Members of the Board of Commissioners, senior level staff including election magistrates, local government officials, civil society, women, youths and people living with disabilities participated in the CVE launch across the country.

Deployment of BVR kits to the Phase Two Counties commenced on Sunday, 16 April and as at 01:00 this morning, 17 April, all BVR Kits and materials had left NEC Headquarters Warehouse for their respective destinations in central, north and southeastern Liberia, the NEC stated.

“The Commission urges eligible Liberians in Phase Two to be ready to register in the nine counties of Bong, Grand Gedeh, Grand Kru, Lofa, Maryland, Nimba, River Gee, River Cess and Sinoe. The NEC also encourages the use of the online Personal Data Entry application as an optional means of entering would be registrants’ data.  This will help to fast track the completion of their registration at the registration centers where their thumb prints will be captured, photos taken and ID cards issued.

“At the same time, the Commission advises Liberians 18 years and above not to attempt to register more than once. It is a crime to engage in multiple registration and all perpetrators will be caught by the BVR system and turned over to the Justice Ministry for prosecution. Besides, such multiple registrants will be automatically deactivated by the BVR system. In other words, you could lose the opportunity to exercise your franchise during the 10 October 2023 General Elections.

Supporting the Process

The conduct of national elections is always resource-consuming. To this end, the National Elections Commission has acknowledged the support from national government and development partners such as United Nations Development Programme (UNDP).

“With respect to funding the 2023 General Elections, in the Elections Budget for the Year 2022, the GOL appropriated and approved the amount of US$20,000,000.00 (Twenty Million Dollars) for the NEC.  In the Budget Year for 2023, the GOL appropriated and approved the amount US$33 Million for the NEC, bringing the total budget for the two budget years to US$53 Million.

“To date, the MFDP has disbursed the amount of US$27.5 Million, out of the US$53,000,000.00, leaving a balance of US$25.5 Million,” the NEC stated.

“Meanwhile, the Commission informs temporary staff of Phase One that the payment of their honorarium begins today, 17 April 2023 based on the contractual arrangement.

“Finally, the Commission extends its thanks and appreciation to the people of Liberia for the great interest they have in the conduct of biometric voter registration in Liberia.

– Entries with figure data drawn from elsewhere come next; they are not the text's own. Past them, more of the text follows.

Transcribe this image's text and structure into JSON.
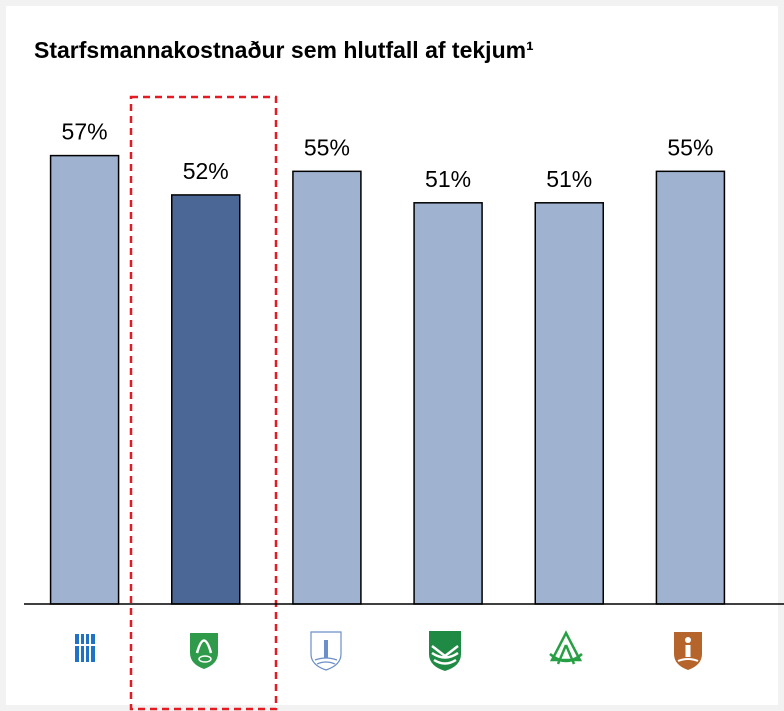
{
  "chart_data": {
    "type": "bar",
    "title": "Starfsmannakostnaður sem hlutfall af tekjum¹",
    "categories": [
      null,
      null,
      null,
      null,
      null,
      null
    ],
    "values": [
      57,
      52,
      55,
      51,
      51,
      55
    ],
    "value_labels": [
      "57%",
      "52%",
      "55%",
      "51%",
      "51%",
      "55%"
    ],
    "colors": [
      "#9fb2d0",
      "#4a6795",
      "#9fb2d0",
      "#9fb2d0",
      "#9fb2d0",
      "#9fb2d0"
    ],
    "ylim": [
      0,
      60
    ]
  }
}
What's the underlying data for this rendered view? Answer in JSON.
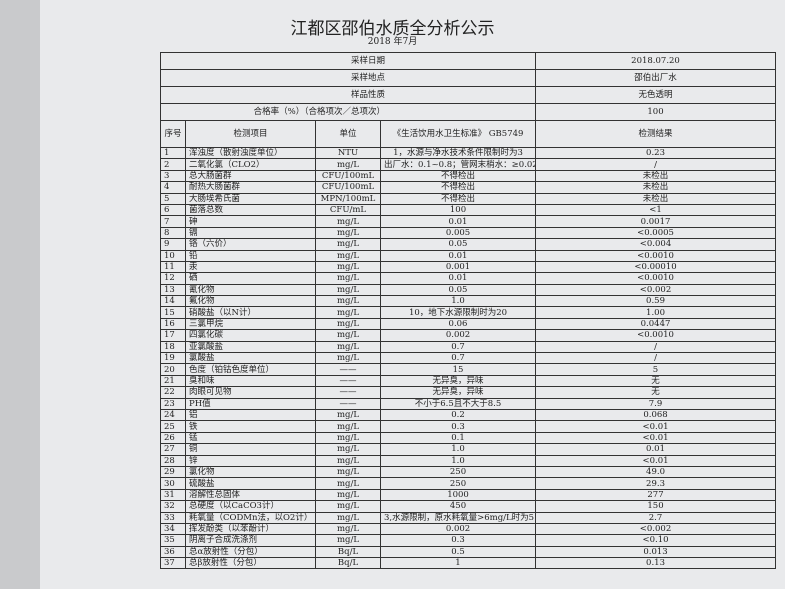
{
  "header": {
    "title": "江都区邵伯水质全分析公示",
    "subtitle": "2018 年7月"
  },
  "table": {
    "info": [
      [
        "采样日期",
        "2018.07.20"
      ],
      [
        "采样地点",
        "邵伯出厂水"
      ],
      [
        "样品性质",
        "无色透明"
      ],
      [
        "合格率（%）（合格项次／总项次）",
        "100"
      ]
    ],
    "columns": [
      "序号",
      "检测项目",
      "单位",
      "《生活饮用水卫生标准》 GB5749",
      "检测结果"
    ],
    "rows": [
      [
        "1",
        "浑浊度（散射浊度单位）",
        "NTU",
        "1，水源与净水技术条件限制时为3",
        "0.23"
      ],
      [
        "2",
        "二氧化氯（CLO2）",
        "mg/L",
        "出厂水：0.1~0.8；管网末梢水：≥0.02",
        "/"
      ],
      [
        "3",
        "总大肠菌群",
        "CFU/100mL",
        "不得检出",
        "未检出"
      ],
      [
        "4",
        "耐热大肠菌群",
        "CFU/100mL",
        "不得检出",
        "未检出"
      ],
      [
        "5",
        "大肠埃希氏菌",
        "MPN/100mL",
        "不得检出",
        "未检出"
      ],
      [
        "6",
        "菌落总数",
        "CFU/mL",
        "100",
        "<1"
      ],
      [
        "7",
        "砷",
        "mg/L",
        "0.01",
        "0.0017"
      ],
      [
        "8",
        "镉",
        "mg/L",
        "0.005",
        "<0.0005"
      ],
      [
        "9",
        "铬（六价）",
        "mg/L",
        "0.05",
        "<0.004"
      ],
      [
        "10",
        "铅",
        "mg/L",
        "0.01",
        "<0.0010"
      ],
      [
        "11",
        "汞",
        "mg/L",
        "0.001",
        "<0.00010"
      ],
      [
        "12",
        "硒",
        "mg/L",
        "0.01",
        "<0.0010"
      ],
      [
        "13",
        "氰化物",
        "mg/L",
        "0.05",
        "<0.002"
      ],
      [
        "14",
        "氟化物",
        "mg/L",
        "1.0",
        "0.59"
      ],
      [
        "15",
        "硝酸盐（以N计）",
        "mg/L",
        "10，地下水源限制时为20",
        "1.00"
      ],
      [
        "16",
        "三氯甲烷",
        "mg/L",
        "0.06",
        "0.0447"
      ],
      [
        "17",
        "四氯化碳",
        "mg/L",
        "0.002",
        "<0.0010"
      ],
      [
        "18",
        "亚氯酸盐",
        "mg/L",
        "0.7",
        "/"
      ],
      [
        "19",
        "氯酸盐",
        "mg/L",
        "0.7",
        "/"
      ],
      [
        "20",
        "色度（铂钴色度单位）",
        "——",
        "15",
        "5"
      ],
      [
        "21",
        "臭和味",
        "——",
        "无异臭，异味",
        "无"
      ],
      [
        "22",
        "肉眼可见物",
        "——",
        "无异臭，异味",
        "无"
      ],
      [
        "23",
        "PH值",
        "——",
        "不小于6.5且不大于8.5",
        "7.9"
      ],
      [
        "24",
        "铝",
        "mg/L",
        "0.2",
        "0.068"
      ],
      [
        "25",
        "铁",
        "mg/L",
        "0.3",
        "<0.01"
      ],
      [
        "26",
        "锰",
        "mg/L",
        "0.1",
        "<0.01"
      ],
      [
        "27",
        "铜",
        "mg/L",
        "1.0",
        "0.01"
      ],
      [
        "28",
        "锌",
        "mg/L",
        "1.0",
        "<0.01"
      ],
      [
        "29",
        "氯化物",
        "mg/L",
        "250",
        "49.0"
      ],
      [
        "30",
        "硫酸盐",
        "mg/L",
        "250",
        "29.3"
      ],
      [
        "31",
        "溶解性总固体",
        "mg/L",
        "1000",
        "277"
      ],
      [
        "32",
        "总硬度（以CaCO3计）",
        "mg/L",
        "450",
        "150"
      ],
      [
        "33",
        "耗氧量（CODMn法，以O2计）",
        "mg/L",
        "3,水源限制，原水耗氧量>6mg/L时为5",
        "2.7"
      ],
      [
        "34",
        "挥发酚类（以苯酚计）",
        "mg/L",
        "0.002",
        "<0.002"
      ],
      [
        "35",
        "阴离子合成洗涤剂",
        "mg/L",
        "0.3",
        "<0.10"
      ],
      [
        "36",
        "总α放射性（分包）",
        "Bq/L",
        "0.5",
        "0.013"
      ],
      [
        "37",
        "总β放射性（分包）",
        "Bq/L",
        "1",
        "0.13"
      ]
    ]
  }
}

This is indicative in the high turnout during the first phase and the support that field staff received from many owners of properties that ensured the positioning and safety of our staff and BVR equipment in the field. We also want to extend thanks and appreciation to the international community including observers for the feedback that the Commission has been receiving on the BR process. We also extend our thanks to the Ministry of Justice through its agencies, including the LNP, LIS, etc. that are working to ensure a violent-free process. The Commission extends thanks to the NEC staff for their diligence in support of a smooth BVR process.

“We say thank you to Liberians in general for their many mobile calls where issues with the conduct of the BVR process have been reported to the Commission.

The Commission assures all Liberians, all stakeholders and electoral actors that the NEC will continue to work with you to the successful conclusion of the BVR process,” the NEC stated.